Chiariamo innanzitutto che si tratta di una classe di farmaci presente già da una decina di anni nella la terapia del diabete di tipo 2. Era anche evidente un effetto sulla riduzione del peso corporeo. Non si spiega come improvvisamente sia scoppiata questa moda che, tra l’altro va spesso al di la delle necessità terapeutiche. Parliamo degli agonisti del recettore del GLP-1 (liraglutide, dulaglutide, semaglutide, etc.) e degli agonisti anche del GIP (tirzepatide).
L’obesità, definita da un indice di massa corporea (BMI) superiore a 30 kg/m2 riguarda più di un quinto delle persone del mondo occidentale.
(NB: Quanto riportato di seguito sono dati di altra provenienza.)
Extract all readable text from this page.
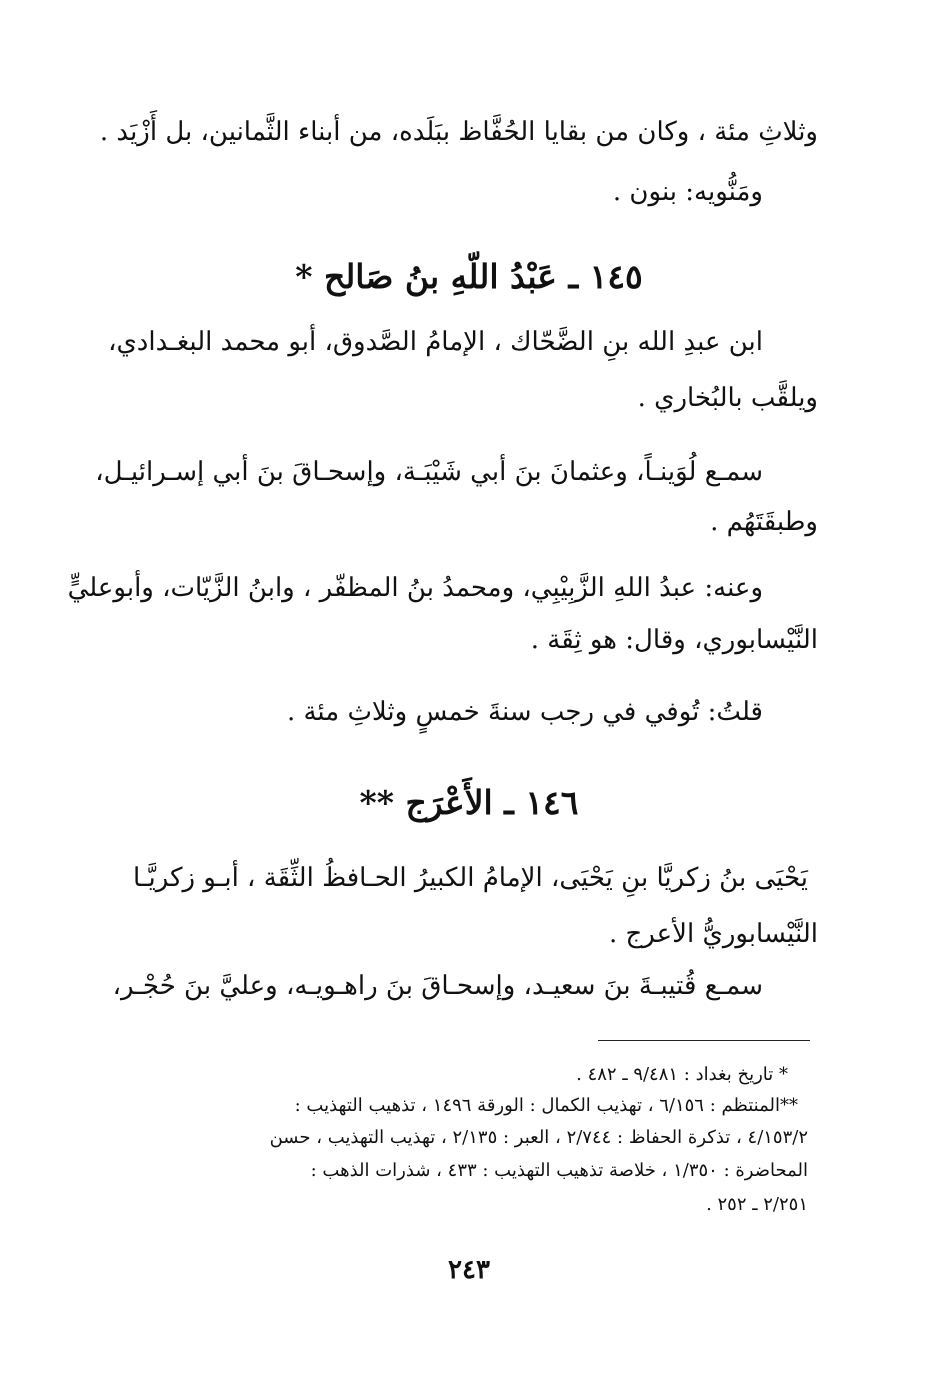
وثلاثِ مئة ، وكان من بقايا الحُفَّاظ ببَلَده، من أبناء الثَّمانين، بل أَزْيَد .
ومَنُّويه: بنون .
١٤٥ ـ عَبْدُ اللّهِ بنُ صَالح *
ابن عبدِ الله بنِ الضَّحّاك ، الإمامُ الصَّدوق، أبو محمد البغـدادي،
ويلقَّب بالبُخاري .
سمـع لُوَينـاً، وعثمانَ بنَ أبي شَيْبَـة، وإسحـاقَ بنَ أبي إسـرائيـل،
وطبقَتَهُم .
وعنه: عبدُ اللهِ الزَّبِيْبِي، ومحمدُ بنُ المظفّر ، وابنُ الزَّيّات، وأبوعليٍّ
النَّيْسابوري، وقال: هو ثِقَة .
قلتُ: تُوفي في رجب سنةَ خمسٍ وثلاثِ مئة .
١٤٦ ـ الأَعْرَج **
يَحْيَى بنُ زكريَّا بنِ يَحْيَى، الإمامُ الكبيرُ الحـافظُ الثِّقَة ، أبـو زكريَّـا
النَّيْسابوريُّ الأعرج .
سمـع قُتيبـةَ بنَ سعيـد، وإسحـاقَ بنَ راهـويـه، وعليَّ بنَ حُجْـر،
* تاريخ بغداد : ٩/٤٨١ ـ ٤٨٢ .
**المنتظم : ٦/١٥٦ ، تهذيب الكمال : الورقة ١٤٩٦ ، تذهيب التهذيب :
٤/١٥٣/٢ ، تذكرة الحفاظ : ٢/٧٤٤ ، العبر : ٢/١٣٥ ، تهذيب التهذيب ، حسن
المحاضرة : ١/٣٥٠ ، خلاصة تذهيب التهذيب : ٤٣٣ ، شذرات الذهب :
٢/٢٥١ ـ ٢٥٢ .
٢٤٣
Si parla di obesità severa quando l’indice in questione raggiunge il valore di 35 o 40 kg/m2. Oltre gli inconvenienti fisici e psichici, l’obesità rappresenta un fattore di rischio per le malattie cardiovascolari, per i tumori maligni, e per il diabete. L’obesità di grado severo riduce la speranza di vita di circa dieci anni. Fino ad ora non esisteva un trattamento accettabile, e la pratica di un regime alimentare trovava spesso delle difficoltà pratiche.
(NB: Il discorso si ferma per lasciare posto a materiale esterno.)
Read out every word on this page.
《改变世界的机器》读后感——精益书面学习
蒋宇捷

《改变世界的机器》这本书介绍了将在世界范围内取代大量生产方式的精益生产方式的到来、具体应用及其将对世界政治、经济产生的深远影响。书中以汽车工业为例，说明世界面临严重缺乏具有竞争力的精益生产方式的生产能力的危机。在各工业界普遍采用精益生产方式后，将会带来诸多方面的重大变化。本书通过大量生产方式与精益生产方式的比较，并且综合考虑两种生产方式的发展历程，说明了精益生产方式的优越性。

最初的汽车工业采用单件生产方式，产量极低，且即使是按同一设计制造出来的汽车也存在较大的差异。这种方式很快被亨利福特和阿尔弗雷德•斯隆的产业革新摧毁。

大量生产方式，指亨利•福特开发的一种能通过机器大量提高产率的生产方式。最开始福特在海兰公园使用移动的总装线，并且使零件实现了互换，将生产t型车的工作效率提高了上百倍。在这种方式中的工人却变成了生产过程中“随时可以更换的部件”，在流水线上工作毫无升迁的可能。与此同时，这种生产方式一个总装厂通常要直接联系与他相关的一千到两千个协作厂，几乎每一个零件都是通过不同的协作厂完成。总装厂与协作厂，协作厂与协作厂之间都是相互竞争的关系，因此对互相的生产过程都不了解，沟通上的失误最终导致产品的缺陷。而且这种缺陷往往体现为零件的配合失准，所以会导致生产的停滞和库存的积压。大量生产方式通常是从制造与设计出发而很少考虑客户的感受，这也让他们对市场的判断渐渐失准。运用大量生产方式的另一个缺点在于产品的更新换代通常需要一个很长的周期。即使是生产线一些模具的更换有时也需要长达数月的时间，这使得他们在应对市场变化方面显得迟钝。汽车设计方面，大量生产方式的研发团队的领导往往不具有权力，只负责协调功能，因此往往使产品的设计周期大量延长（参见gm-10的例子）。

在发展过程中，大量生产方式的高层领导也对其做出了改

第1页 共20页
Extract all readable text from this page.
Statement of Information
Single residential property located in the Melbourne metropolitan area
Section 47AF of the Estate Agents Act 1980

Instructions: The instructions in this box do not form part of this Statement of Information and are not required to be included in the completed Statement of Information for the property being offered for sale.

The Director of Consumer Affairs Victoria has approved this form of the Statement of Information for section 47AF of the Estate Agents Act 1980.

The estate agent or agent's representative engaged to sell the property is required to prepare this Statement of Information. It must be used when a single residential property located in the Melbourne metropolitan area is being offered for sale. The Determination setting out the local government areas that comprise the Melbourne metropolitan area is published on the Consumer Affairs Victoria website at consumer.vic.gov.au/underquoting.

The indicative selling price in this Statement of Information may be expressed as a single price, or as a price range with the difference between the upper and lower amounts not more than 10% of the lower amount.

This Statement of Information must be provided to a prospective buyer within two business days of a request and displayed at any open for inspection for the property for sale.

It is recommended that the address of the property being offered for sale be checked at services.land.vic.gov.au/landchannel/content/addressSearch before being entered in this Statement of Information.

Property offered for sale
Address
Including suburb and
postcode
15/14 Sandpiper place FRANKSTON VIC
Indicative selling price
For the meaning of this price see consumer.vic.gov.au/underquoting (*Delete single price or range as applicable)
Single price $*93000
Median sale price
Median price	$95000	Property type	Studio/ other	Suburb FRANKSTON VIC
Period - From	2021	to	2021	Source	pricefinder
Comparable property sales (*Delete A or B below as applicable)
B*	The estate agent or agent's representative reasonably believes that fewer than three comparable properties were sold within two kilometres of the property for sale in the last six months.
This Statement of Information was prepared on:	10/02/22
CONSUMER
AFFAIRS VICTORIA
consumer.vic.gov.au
Le persone interessate, spesso appartenenti a categorie sociali sfavorite, finiscono per trovarsi in una situazione delicata. Si tratta di un problema importante di salute pubblica, dato che la prevalenza dell’obesità è raddoppiata in 25 anni. La prevenzione per mezzo dell’educazione, con una migliore alimentazione durante l’infanzia, con il divieto della promozione di alimenti e di bevande ricche in zuccheri, è indispensabile. Ma come aiutare le persone già affette dal problema?
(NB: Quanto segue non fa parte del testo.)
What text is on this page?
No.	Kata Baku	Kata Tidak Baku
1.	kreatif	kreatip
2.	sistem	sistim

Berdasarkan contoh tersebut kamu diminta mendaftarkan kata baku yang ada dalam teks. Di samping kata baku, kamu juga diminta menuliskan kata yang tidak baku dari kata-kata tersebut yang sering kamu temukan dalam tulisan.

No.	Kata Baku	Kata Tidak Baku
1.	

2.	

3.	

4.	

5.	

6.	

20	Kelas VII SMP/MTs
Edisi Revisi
Una classe di farmaci, che erroneamente viene definita nuova dal provincialismo e dall’ignoranza di alcuni addetti, permette una perdita di peso che va dal 10 al 25%, con effetti indesiderati limitati. Si tratta naturalmente delle molecole di cui sopra. Esse agiscono sul cervello favorendo la sazietà ed esplicano un effetto di protezione contro le malattie cardiovascolari e renali, in particolare nei diabetici. Ripetiamo, si tratta di effetti già evidenziati da tempo nei nostri ambulatori. Naturalmente le case farmaceutiche, che producono e commercializzano i prodotti, hanno raddoppiato le loro cifre di affari raggiungendo un beneficio di almeno il 36%.
Il prezzo del trattamento è dell’ordine di 3000 euro all’anno e per paziente. Eccessivo e non sostenibile, almeno ad un primo esame. Ma se si considera il beneficio sul lungo termine, con riduzione dei ricoveri per malattie cardiovascolari e renali, che spesso richiedono procedure costose e complicate, ecco che allora si riduce, in modo vantaggioso, il costo in ragione del beneficio. Inoltre certamente le cifre si ridurranno nel tempo in considerazione del fatto che il costo di produzione del farmaco rappresenta al massimo il 5% del prezzo della vendita. Una ulteriore riduzione dei prezzi si potrà ottenere eliminando alcuni passaggi burocratici verosimilmente superflui. Resta la considerazione che questo approccio terapeutico, se gestito con prudenza da mani esperte, che tengano conto di possibili controindicazioni, rappresenta un’innovazione epocale.